The EDoN team believes these data, combined with today’s clinical measures such as PET scans and blood or cerebrospinal fluid analytics, can train machine-learning algorithms to detect the onset of neurodegenerative disorders some 10 to 15 years before noticeable symptoms such as memory loss develop. The researchers’ objective is to find a basic set of digital indicators that can be incorporated into wearable devices and mobile apps to provide routine monitoring and early alerts of neurodegenerative decline.

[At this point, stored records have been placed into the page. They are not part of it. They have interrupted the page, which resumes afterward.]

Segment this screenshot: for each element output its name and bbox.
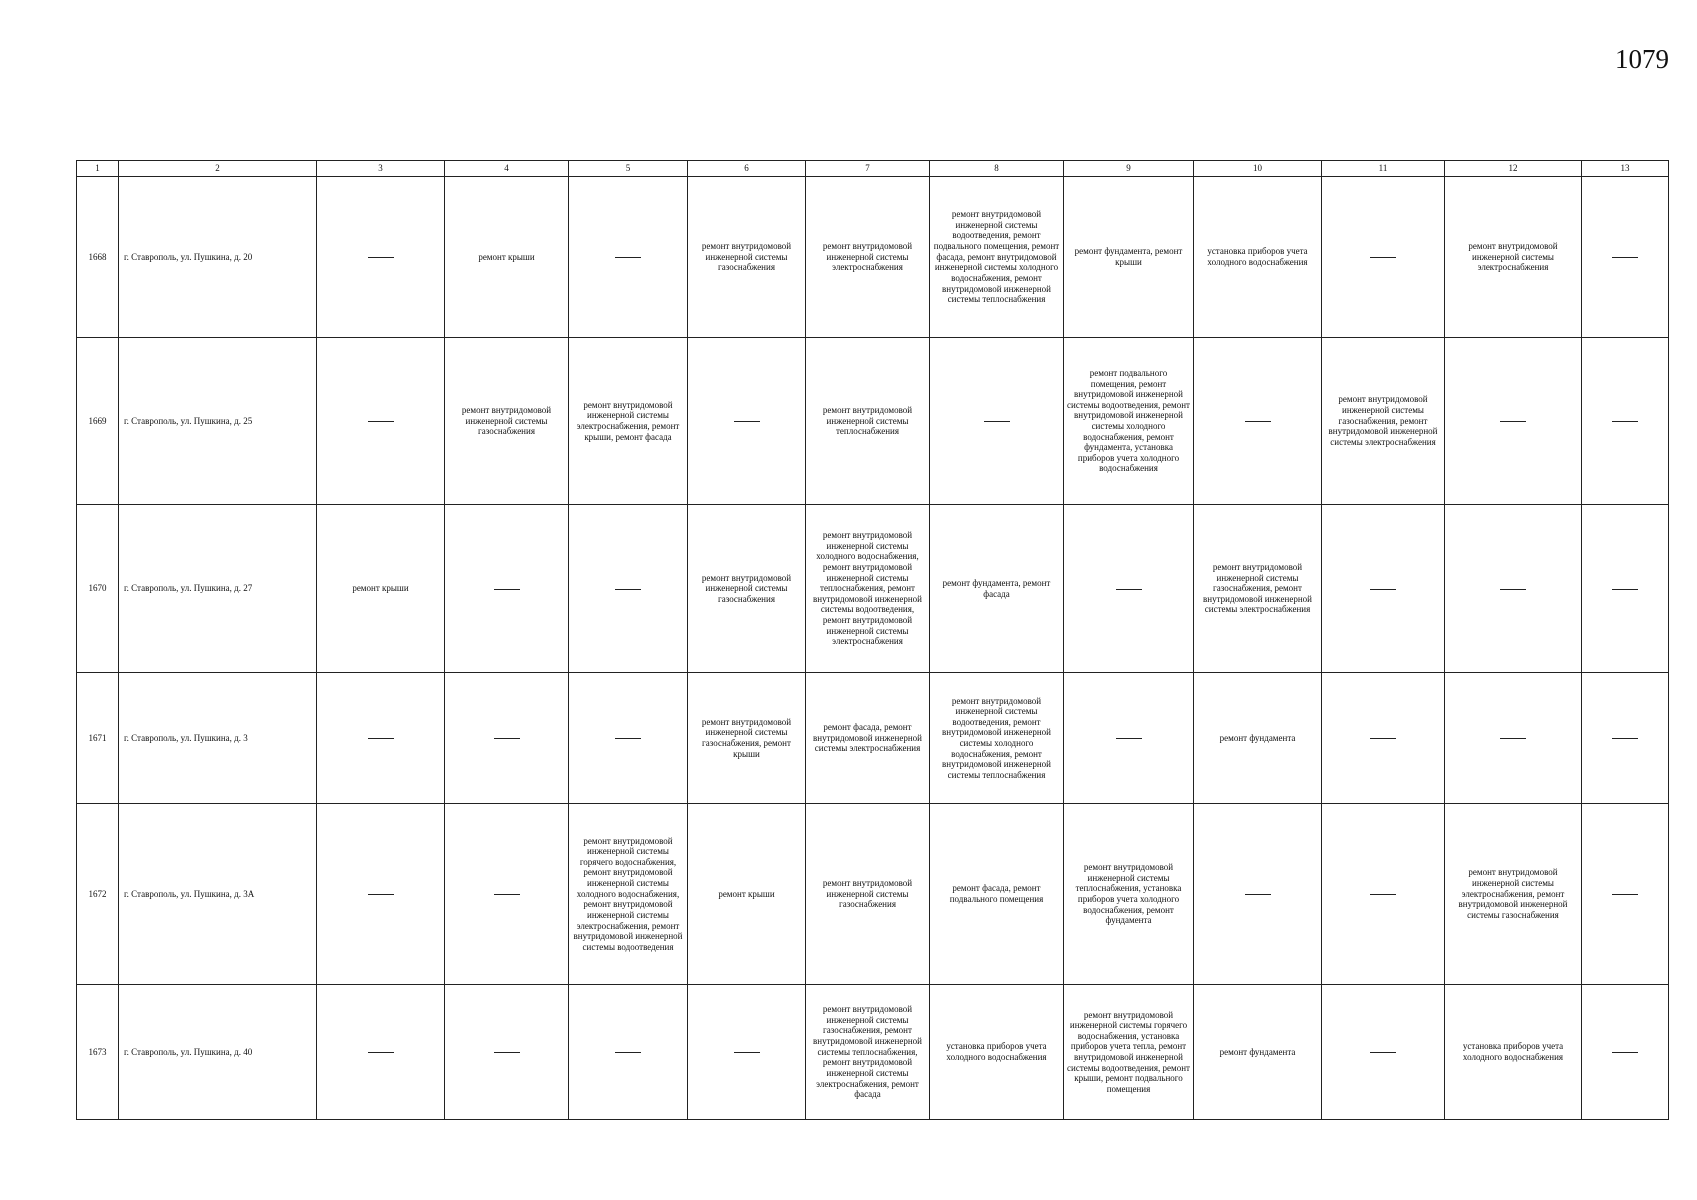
column-number-12: 12 [1445, 161, 1582, 177]
dash-mark [734, 1052, 760, 1053]
empty-cell-col-4 [445, 505, 569, 673]
dash-mark [1245, 421, 1271, 422]
work-cell-col-8: ремонт внутридомовой инженерной системы водоотведения, ремонт подвального помещения, ремонт фасада, ремонт внутридомовой инженерной системы холодного водоснабжения, ремонт внутридомовой инженерной системы теплоснабжения [930, 177, 1064, 338]
work-cell-col-9: ремонт внутридомовой инженерной системы теплоснабжения, установка приборов учета холодного водоснабжения, ремонт фундамента [1064, 804, 1194, 985]
work-cell-col-7: ремонт внутридомовой инженерной системы холодного водоснабжения, ремонт внутридомовой инженерной системы теплоснабжения, ремонт внутридомовой инженерной системы водоотведения, ремонт внутридомовой инженерной системы электроснабжения [806, 505, 930, 673]
dash-mark [494, 589, 520, 590]
work-cell-col-12: ремонт внутридомовой инженерной системы электроснабжения, ремонт внутридомовой инженерной системы газоснабжения [1445, 804, 1582, 985]
address-cell: г. Ставрополь, ул. Пушкина, д. 27 [119, 505, 317, 673]
dash-mark [615, 257, 641, 258]
row-number-cell: 1670 [77, 505, 119, 673]
dash-mark [1612, 1052, 1638, 1053]
empty-cell-col-13 [1582, 804, 1669, 985]
work-cell-col-9: ремонт внутридомовой инженерной системы горячего водоснабжения, установка приборов учета тепла, ремонт внутридомовой инженерной системы водоотведения, ремонт крыши, ремонт подвального помещения [1064, 985, 1194, 1120]
dash-mark [1370, 894, 1396, 895]
dash-mark [1612, 738, 1638, 739]
address-cell: г. Ставрополь, ул. Пушкина, д. 3А [119, 804, 317, 985]
work-cell-col-10: ремонт фундамента [1194, 985, 1322, 1120]
empty-cell-col-10 [1194, 338, 1322, 505]
empty-cell-col-4 [445, 804, 569, 985]
empty-cell-col-4 [445, 985, 569, 1120]
empty-cell-col-10 [1194, 804, 1322, 985]
empty-cell-col-3 [317, 673, 445, 804]
column-number-3: 3 [317, 161, 445, 177]
dash-mark [1612, 257, 1638, 258]
column-number-5: 5 [569, 161, 688, 177]
dash-mark [1612, 589, 1638, 590]
work-cell-col-9: ремонт подвального помещения, ремонт внутридомовой инженерной системы водоотведения, ремонт внутридомовой инженерной системы холодного водоснабжения, ремонт фундамента, установка приборов учета холодного водоснабжения [1064, 338, 1194, 505]
dash-mark [494, 894, 520, 895]
empty-cell-col-9 [1064, 673, 1194, 804]
dash-mark [368, 257, 394, 258]
empty-cell-col-5 [569, 985, 688, 1120]
work-cell-col-10: ремонт внутридомовой инженерной системы газоснабжения, ремонт внутридомовой инженерной системы электроснабжения [1194, 505, 1322, 673]
empty-cell-col-12 [1445, 673, 1582, 804]
empty-cell-col-3 [317, 338, 445, 505]
dash-mark [368, 1052, 394, 1053]
work-cell-col-8: ремонт фасада, ремонт подвального помещения [930, 804, 1064, 985]
page-number: 1079 [1615, 44, 1669, 74]
dash-mark [1612, 421, 1638, 422]
work-cell-col-4: ремонт внутридомовой инженерной системы газоснабжения [445, 338, 569, 505]
work-cell-col-6: ремонт внутридомовой инженерной системы газоснабжения, ремонт крыши [688, 673, 806, 804]
dash-mark [1370, 257, 1396, 258]
address-cell: г. Ставрополь, ул. Пушкина, д. 20 [119, 177, 317, 338]
dash-mark [1245, 894, 1271, 895]
column-number-4: 4 [445, 161, 569, 177]
work-cell-col-10: установка приборов учета холодного водоснабжения [1194, 177, 1322, 338]
dash-mark [734, 421, 760, 422]
column-number-6: 6 [688, 161, 806, 177]
empty-cell-col-13 [1582, 985, 1669, 1120]
work-cell-col-5: ремонт внутридомовой инженерной системы электроснабжения, ремонт крыши, ремонт фасада [569, 338, 688, 505]
table-row [77, 505, 1669, 673]
work-cell-col-8: установка приборов учета холодного водоснабжения [930, 985, 1064, 1120]
dash-mark [1500, 421, 1526, 422]
empty-cell-col-11 [1322, 804, 1445, 985]
empty-cell-col-3 [317, 177, 445, 338]
empty-cell-col-13 [1582, 505, 1669, 673]
table-row [77, 338, 1669, 505]
dash-mark [1370, 1052, 1396, 1053]
dash-mark [615, 738, 641, 739]
work-cell-col-11: ремонт внутридомовой инженерной системы газоснабжения, ремонт внутридомовой инженерной системы электроснабжения [1322, 338, 1445, 505]
empty-cell-col-12 [1445, 505, 1582, 673]
row-number-cell: 1668 [77, 177, 119, 338]
dash-mark [1116, 589, 1142, 590]
table-row [77, 804, 1669, 985]
empty-cell-col-11 [1322, 985, 1445, 1120]
row-number-cell: 1672 [77, 804, 119, 985]
work-cell-col-9: ремонт фундамента, ремонт крыши [1064, 177, 1194, 338]
address-cell: г. Ставрополь, ул. Пушкина, д. 25 [119, 338, 317, 505]
work-cell-col-12: установка приборов учета холодного водоснабжения [1445, 985, 1582, 1120]
empty-cell-col-11 [1322, 177, 1445, 338]
dash-mark [1370, 589, 1396, 590]
empty-cell-col-11 [1322, 505, 1445, 673]
row-number-cell: 1671 [77, 673, 119, 804]
dash-mark [368, 738, 394, 739]
table-row [77, 177, 1669, 338]
column-number-row [77, 161, 1669, 177]
column-number-8: 8 [930, 161, 1064, 177]
dash-mark [984, 421, 1010, 422]
work-cell-col-7: ремонт внутридомовой инженерной системы электроснабжения [806, 177, 930, 338]
empty-cell-col-5 [569, 505, 688, 673]
empty-cell-col-11 [1322, 673, 1445, 804]
registry-table [76, 160, 1669, 1120]
empty-cell-col-5 [569, 673, 688, 804]
address-cell: г. Ставрополь, ул. Пушкина, д. 3 [119, 673, 317, 804]
table-row [77, 673, 1669, 804]
empty-cell-col-3 [317, 804, 445, 985]
work-cell-col-7: ремонт фасада, ремонт внутридомовой инженерной системы электроснабжения [806, 673, 930, 804]
empty-cell-col-8 [930, 338, 1064, 505]
work-cell-col-8: ремонт внутридомовой инженерной системы водоотведения, ремонт внутридомовой инженерной системы холодного водоснабжения, ремонт внутридомовой инженерной системы теплоснабжения [930, 673, 1064, 804]
work-cell-col-7: ремонт внутридомовой инженерной системы газоснабжения, ремонт внутридомовой инженерной системы теплоснабжения, ремонт внутридомовой инженерной системы электроснабжения, ремонт фасада [806, 985, 930, 1120]
dash-mark [368, 421, 394, 422]
dash-mark [368, 894, 394, 895]
table-body [77, 161, 1669, 1120]
empty-cell-col-5 [569, 177, 688, 338]
dash-mark [1116, 738, 1142, 739]
work-cell-col-4: ремонт крыши [445, 177, 569, 338]
work-cell-col-6: ремонт внутридомовой инженерной системы газоснабжения [688, 177, 806, 338]
empty-cell-col-6 [688, 338, 806, 505]
work-cell-col-6: ремонт крыши [688, 804, 806, 985]
table-row [77, 985, 1669, 1120]
work-cell-col-7: ремонт внутридомовой инженерной системы теплоснабжения [806, 338, 930, 505]
column-number-10: 10 [1194, 161, 1322, 177]
column-number-13: 13 [1582, 161, 1669, 177]
dash-mark [615, 589, 641, 590]
work-cell-col-3: ремонт крыши [317, 505, 445, 673]
empty-cell-col-13 [1582, 177, 1669, 338]
dash-mark [494, 1052, 520, 1053]
column-number-2: 2 [119, 161, 317, 177]
dash-mark [1500, 589, 1526, 590]
empty-cell-col-4 [445, 673, 569, 804]
dash-mark [494, 738, 520, 739]
address-cell: г. Ставрополь, ул. Пушкина, д. 40 [119, 985, 317, 1120]
empty-cell-col-13 [1582, 673, 1669, 804]
row-number-cell: 1669 [77, 338, 119, 505]
column-number-1: 1 [77, 161, 119, 177]
work-cell-col-5: ремонт внутридомовой инженерной системы горячего водоснабжения, ремонт внутридомовой инженерной системы холодного водоснабжения, ремонт внутридомовой инженерной системы электроснабжения, ремонт внутридомовой инженерной системы водоотведения [569, 804, 688, 985]
work-cell-col-7: ремонт внутридомовой инженерной системы газоснабжения [806, 804, 930, 985]
empty-cell-col-3 [317, 985, 445, 1120]
work-cell-col-12: ремонт внутридомовой инженерной системы электроснабжения [1445, 177, 1582, 338]
dash-mark [615, 1052, 641, 1053]
dash-mark [1370, 738, 1396, 739]
column-number-11: 11 [1322, 161, 1445, 177]
dash-mark [1500, 738, 1526, 739]
empty-cell-col-6 [688, 985, 806, 1120]
column-number-7: 7 [806, 161, 930, 177]
empty-cell-col-9 [1064, 505, 1194, 673]
row-number-cell: 1673 [77, 985, 119, 1120]
column-number-9: 9 [1064, 161, 1194, 177]
work-cell-col-8: ремонт фундамента, ремонт фасада [930, 505, 1064, 673]
work-cell-col-10: ремонт фундамента [1194, 673, 1322, 804]
dash-mark [1612, 894, 1638, 895]
empty-cell-col-12 [1445, 338, 1582, 505]
empty-cell-col-13 [1582, 338, 1669, 505]
work-cell-col-6: ремонт внутридомовой инженерной системы газоснабжения [688, 505, 806, 673]
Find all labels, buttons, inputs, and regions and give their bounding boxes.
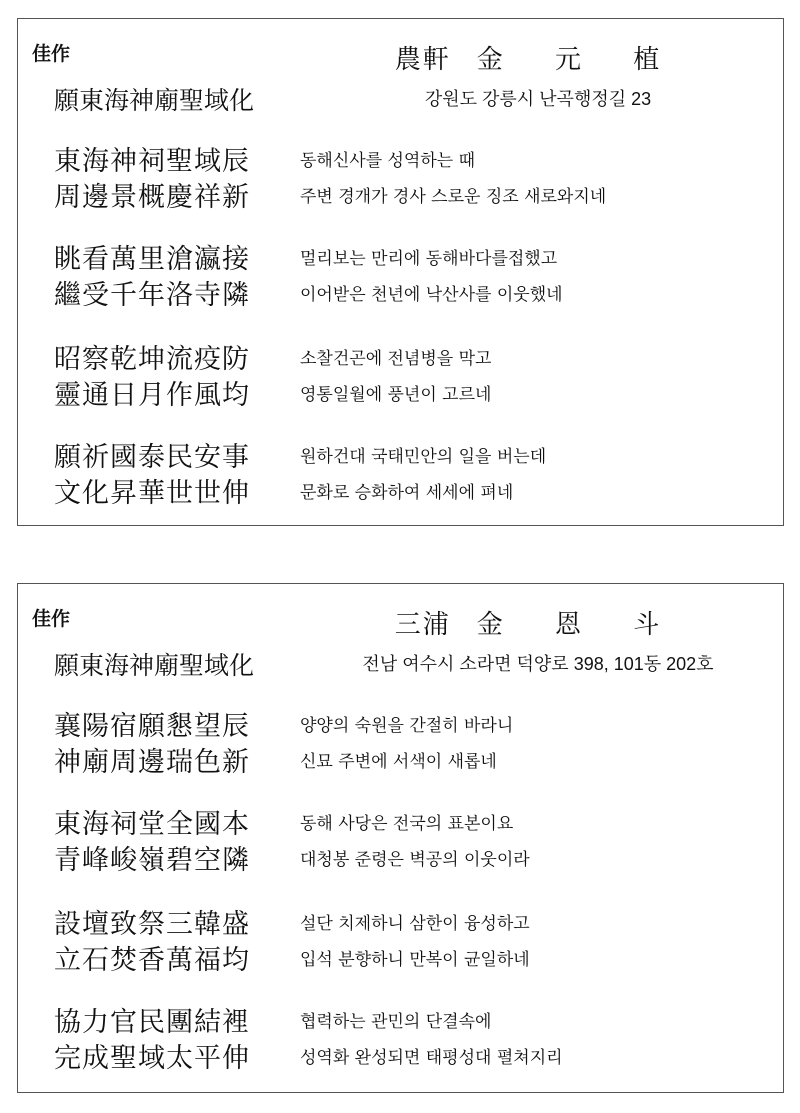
author-address: 전남 여수시 소라면 덕양로 398, 101동 202호	[362, 654, 714, 674]
poem-panel-1	[17, 18, 784, 526]
verse-line	[18, 435, 783, 473]
hanja-verse: 協力官民團結裡	[54, 1007, 250, 1038]
verse-line	[18, 273, 783, 311]
hanja-verse: 青峰峻嶺碧空隣	[54, 845, 250, 876]
award-label: 佳作	[32, 608, 71, 630]
hanja-verse: 立石焚香萬福均	[54, 945, 250, 976]
hanja-verse: 周邊景概慶祥新	[54, 182, 250, 213]
stanza	[18, 237, 783, 311]
verse-line	[18, 337, 783, 375]
stanza	[18, 337, 783, 411]
verse-line	[18, 838, 783, 876]
korean-translation: 이어받은 천년에 낙산사를 이웃했네	[300, 285, 563, 305]
stanza	[18, 435, 783, 509]
verse-line	[18, 1000, 783, 1038]
verse-line	[18, 237, 783, 275]
korean-translation: 동해 사당은 전국의 표본이요	[300, 814, 514, 834]
stanza	[18, 902, 783, 976]
korean-translation: 협력하는 관민의 단결속에	[300, 1012, 492, 1032]
hanja-verse: 文化昇華世世伸	[54, 478, 250, 509]
korean-translation: 입석 분향하니 만복이 균일하네	[300, 950, 530, 970]
verse-line	[18, 802, 783, 840]
hanja-verse: 昭察乾坤流疫防	[54, 344, 250, 375]
pen-name: 農軒	[394, 45, 451, 75]
hanja-verse: 願祈國泰民安事	[54, 442, 250, 473]
korean-translation: 성역화 완성되면 태평성대 펼쳐지리	[300, 1048, 563, 1068]
korean-translation: 설단 치제하니 삼한이 융성하고	[300, 914, 530, 934]
verse-line	[18, 175, 783, 213]
verse-line	[18, 704, 783, 742]
verse-line	[18, 938, 783, 976]
author-line	[318, 39, 758, 76]
hanja-verse: 設壇致祭三韓盛	[54, 909, 250, 940]
stanza	[18, 704, 783, 778]
hanja-verse: 眺看萬里滄瀛接	[54, 244, 250, 275]
award-label: 佳作	[32, 43, 71, 65]
korean-translation: 원하건대 국태민안의 일을 버는데	[300, 447, 547, 467]
hanja-verse: 靈通日月作風均	[54, 380, 250, 411]
hanja-verse: 繼受千年洛寺隣	[54, 280, 250, 311]
author-address: 강원도 강릉시 난곡행정길 23	[424, 89, 652, 109]
korean-translation: 양양의 숙원을 간절히 바라니	[300, 716, 514, 736]
author-name: 金 恩 斗	[476, 610, 682, 640]
author-name: 金 元 植	[476, 45, 682, 75]
korean-translation: 대청봉 준령은 벽공의 이웃이라	[300, 850, 530, 870]
author-line	[318, 604, 758, 641]
hanja-verse: 神廟周邊瑞色新	[54, 747, 250, 778]
verse-line	[18, 740, 783, 778]
poem-title: 願東海神廟聖域化	[54, 86, 255, 115]
korean-translation: 멀리보는 만리에 동해바다를접했고	[300, 249, 558, 269]
hanja-verse: 東海神祠聖域辰	[54, 146, 250, 177]
hanja-verse: 東海祠堂全國本	[54, 809, 250, 840]
verse-line	[18, 139, 783, 177]
poem-title: 願東海神廟聖域化	[54, 651, 255, 680]
verse-line	[18, 373, 783, 411]
poem-panel-2	[17, 583, 784, 1093]
korean-translation: 주변 경개가 경사 스로운 징조 새로와지네	[300, 187, 607, 207]
stanza	[18, 139, 783, 213]
korean-translation: 신묘 주변에 서색이 새롭네	[300, 752, 497, 772]
stanza	[18, 802, 783, 876]
hanja-verse: 襄陽宿願懇望辰	[54, 711, 250, 742]
pen-name: 三浦	[394, 610, 451, 640]
verse-line	[18, 902, 783, 940]
hanja-verse: 完成聖域太平伸	[54, 1043, 250, 1074]
verse-line	[18, 471, 783, 509]
korean-translation: 문화로 승화하여 세세에 펴네	[300, 483, 514, 503]
korean-translation: 영통일월에 풍년이 고르네	[300, 385, 492, 405]
korean-translation: 동해신사를 성역하는 때	[300, 151, 476, 171]
korean-translation: 소찰건곤에 전념병을 막고	[300, 349, 492, 369]
stanza	[18, 1000, 783, 1074]
verse-line	[18, 1036, 783, 1074]
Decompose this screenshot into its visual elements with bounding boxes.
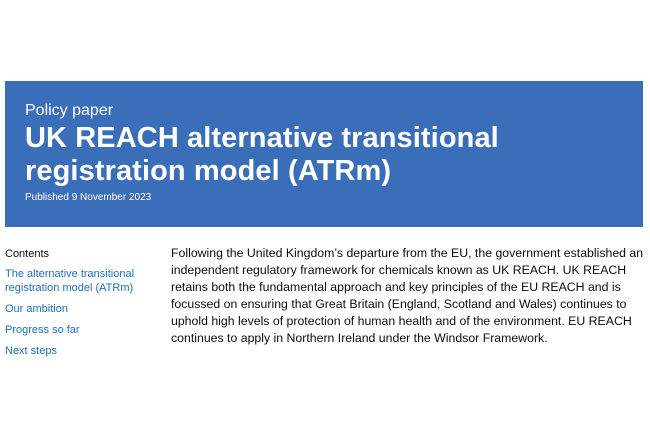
contents-heading: Contents xyxy=(5,248,50,260)
published-date: Published 9 November 2023 xyxy=(25,192,152,203)
contents-item xyxy=(5,267,155,295)
page-title: UK REACH alternative transitional registration model (ATRm) xyxy=(25,122,499,187)
contents-item xyxy=(5,302,155,316)
contents-link-progress-so-far[interactable]: Progress so far xyxy=(5,324,80,336)
contents-link-our-ambition[interactable]: Our ambition xyxy=(5,303,68,315)
contents-item xyxy=(5,344,155,358)
intro-paragraph: Following the United Kingdom’s departure from the EU, the government established an independent regulatory framework for chemicals known as UK REACH. UK REACH retains both the fundamental approach and key principles of the EU REACH and is focussed on ensuring that Great Britain (England, Scotland and Wales) continues to uphold high levels of protection of human health and of the environment. EU REACH continues to apply in Northern Ireland under the Windsor Framework. xyxy=(171,246,644,345)
contents-link-next-steps[interactable]: Next steps xyxy=(5,345,57,357)
contents-item xyxy=(5,323,155,337)
document-type: Policy paper xyxy=(25,102,114,119)
contents-list xyxy=(5,267,155,358)
page-header-banner xyxy=(5,81,643,227)
contents-link-atrm[interactable]: The alternative transitional registration model (ATRm) xyxy=(5,268,135,294)
contents-nav xyxy=(5,247,155,365)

Supporting studies to find neurodegenerative indicators

“Global efforts to tackle the diseases that cause dementia are currently hamstrung by our inability to detect them early enough,” says EDoN scientific director Zoe Kourtzi, a University of Cambridge neuroscientist, in a Alzheimer’s Drug Discovery Foundation statement. Kourtzi adds, “Accurate and cost-effective tools for detecting early neurodegenerative disease will provide essential insight into fundamental disease mechanisms, improve clinical diagnosis, and enable existing and future interventions to be given earlier, when they have best possible chance of success.”

EDoN is receiving $2 million from Alzheimer’s Drug Discovery Foundation, an organization supporting development of treatments or preventive tools for Alzheimer’s disease. The funds are expected to support two population studies in Australia enrolling 600 participants, age 40 to 90, including healthy volunteers, people with mild cognitive impairment, and individuals with Alzheimer’s disease. Participants will wear headbands and use activity trackers and apps to capture data for identifying digital indicators of neurodegenerative disorders over time.

Alzheimer’s Drug Discovery Foundation is a venture philanthropy, a charitable organization that directs its donations to groups and projects for maximum social impact, often those considered at higher risk. Venture philanthropies manage their donations like venture investments, often engaging regularly with recipients.

EDoN was formed by Alzheimer’s Research UK, a group supporting research on Alzheimer’s disease and other forms of dementia. The EDoN project is now part of Alzheimer’s Drug Discovery Foundation’s Diagnostics Accelerator, established to create better tools for detecting Alzheimer’s disease and monitoring patients’ progress. Science & Enterprise reported on formation of the Diagnostics Accelerator in July 2018.